Ecco a voi un mio tema di qualche tempo fa, giusto perchè non so cosa fare...
Imo – La Metamorfosi
(Il titolo l'ha scelto la professoressa, che aveva dato come tema la metamorfosi, da inserire all'interno di un racconto... Ecco il risultato... )
Spingo la portiera ed esco dall'auto, traballante e con la testa cerchiata da un accenno di dolore; questo alimenta una sorta di nervosismo , in un angolo del cervello, verso mio fratello che, dimenticandosi di mettere sotto carica l'Ipod, aveva reso il mio viaggio decisamente poco piacevole. Lo guardo, penso di dirgli qualcosa; poi invece mi volto, e tiro dritto verso gli alberi.
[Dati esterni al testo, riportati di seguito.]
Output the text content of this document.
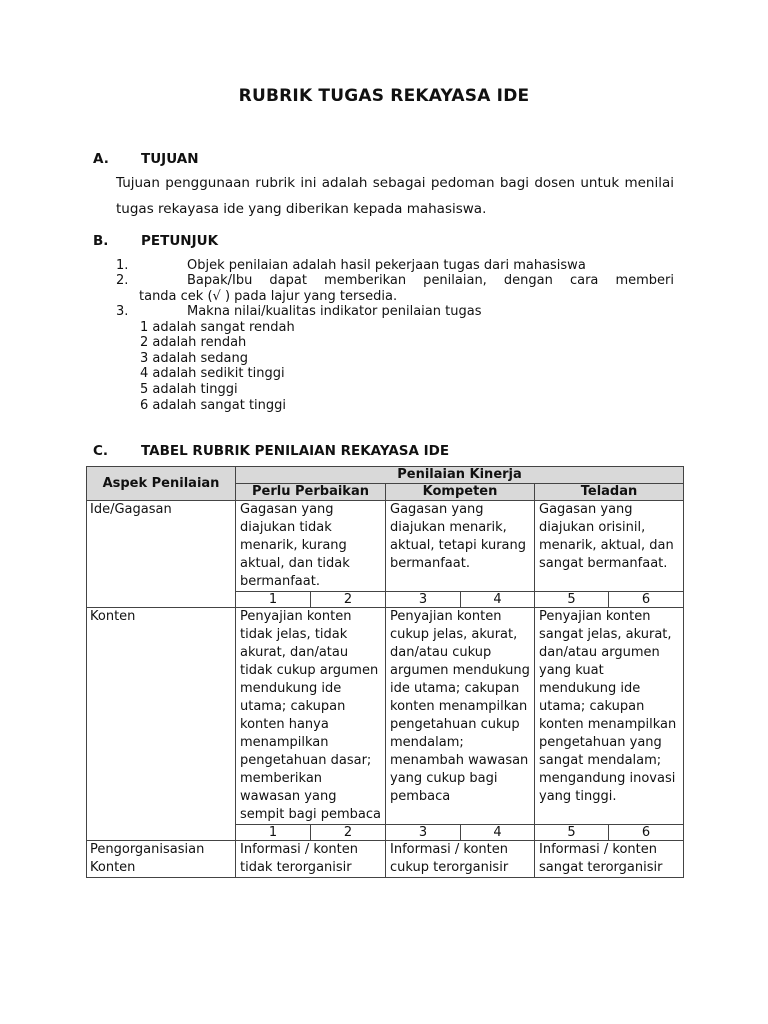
RUBRIK TUGAS REKAYASA IDE
A. TUJUAN
Tujuan penggunaan rubrik ini adalah sebagai pedoman bagi dosen untuk menilai tugas rekayasa ide yang diberikan kepada mahasiswa.
B. PETUNJUK
1.	Objek penilaian adalah hasil pekerjaan tugas dari mahasiswa
2.	Bapak/Ibu dapat memberikan penilaian, dengan cara memberi
tanda cek (√ ) pada lajur yang tersedia.
3.	Makna nilai/kualitas indikator penilaian tugas
1 adalah sangat rendah
2 adalah rendah
3 adalah sedang
4 adalah sedikit tinggi
5 adalah tinggi
6 adalah sangat tinggi
C. TABEL RUBRIK PENILAIAN REKAYASA IDE
Aspek Penilaian	Penilaian Kinerja					
	Perlu Perbaikan		Kompeten		Teladan	
Ide/Gagasan	Gagasan yang diajukan tidak menarik, kurang aktual, dan tidak bermanfaat.		Gagasan yang diajukan menarik, aktual, tetapi kurang bermanfaat.		Gagasan yang diajukan orisinil, menarik, aktual, dan sangat bermanfaat.	
	1	2	3	4	5	6
Konten	Penyajian konten tidak jelas, tidak akurat, dan/atau tidak cukup argumen mendukung ide utama; cakupan konten hanya menampilkan pengetahuan dasar; memberikan wawasan yang sempit bagi pembaca		Penyajian konten cukup jelas, akurat, dan/atau cukup argumen mendukung ide utama; cakupan konten menampilkan pengetahuan cukup mendalam; menambah wawasan yang cukup bagi pembaca		Penyajian konten sangat jelas, akurat, dan/atau argumen yang kuat mendukung ide utama; cakupan konten menampilkan pengetahuan yang sangat mendalam; mengandung inovasi yang tinggi.	
	1	2	3	4	5	6
Pengorganisasian Konten	Informasi / konten tidak terorganisir		Informasi / konten cukup terorganisir		Informasi / konten sangat terorganisir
Scaricate dall'auto e sistemate le attrezzature per la grigliata, mi dirigo verso l'ambitissima sedia sdraio all'ombra dell'albero sotto il quale ci eravamo sistemati ma una voce forte e lontana mi interrompe e mi blocca davanti ad essa: "Moni, portami la borsa verde per favore! Quella con le macchie viola!". Mia madre. Solo mia madre mi chiama "Moni", e io ho sempre pensato che sembra più l'abbreviativo di "Monica" piuttosto che di "Simone". In ogni caso, non potendo sottrarmi alla chiamata divina, mi giro e mi guardo intorno in cerca di questa borsa verde. Non vedendo nulla a parte, con la coda dell'occhio, mio fratello entusiasta e sorridente per avermi sottratto la sedia sdraio, mi immergo nel cumulo di borse e buste e cerco. Nel frattempo, vedo una coccinella: rossa, piccola, mi sta sull'unghia dell'indice e cammina allegra con la fluidità del movimento delle coccinelle, derivante probabilmente dal fatto che non se ne vedono le piccole zampette. La contemplo per qualche secondo e sembra quasi voglia dirmi che è la mia giornata fortunata, così come sembra rivelare anche il raggio di sole che la colpisce. Alzo gli occhi ad ammirare il cielo e i raggi di sole filtrare dalle foglie dell'albero; lo faccio sempre ed ogni volta mi stupisco di come sia rilassante, spettacolare, fuorviante dalla realtà.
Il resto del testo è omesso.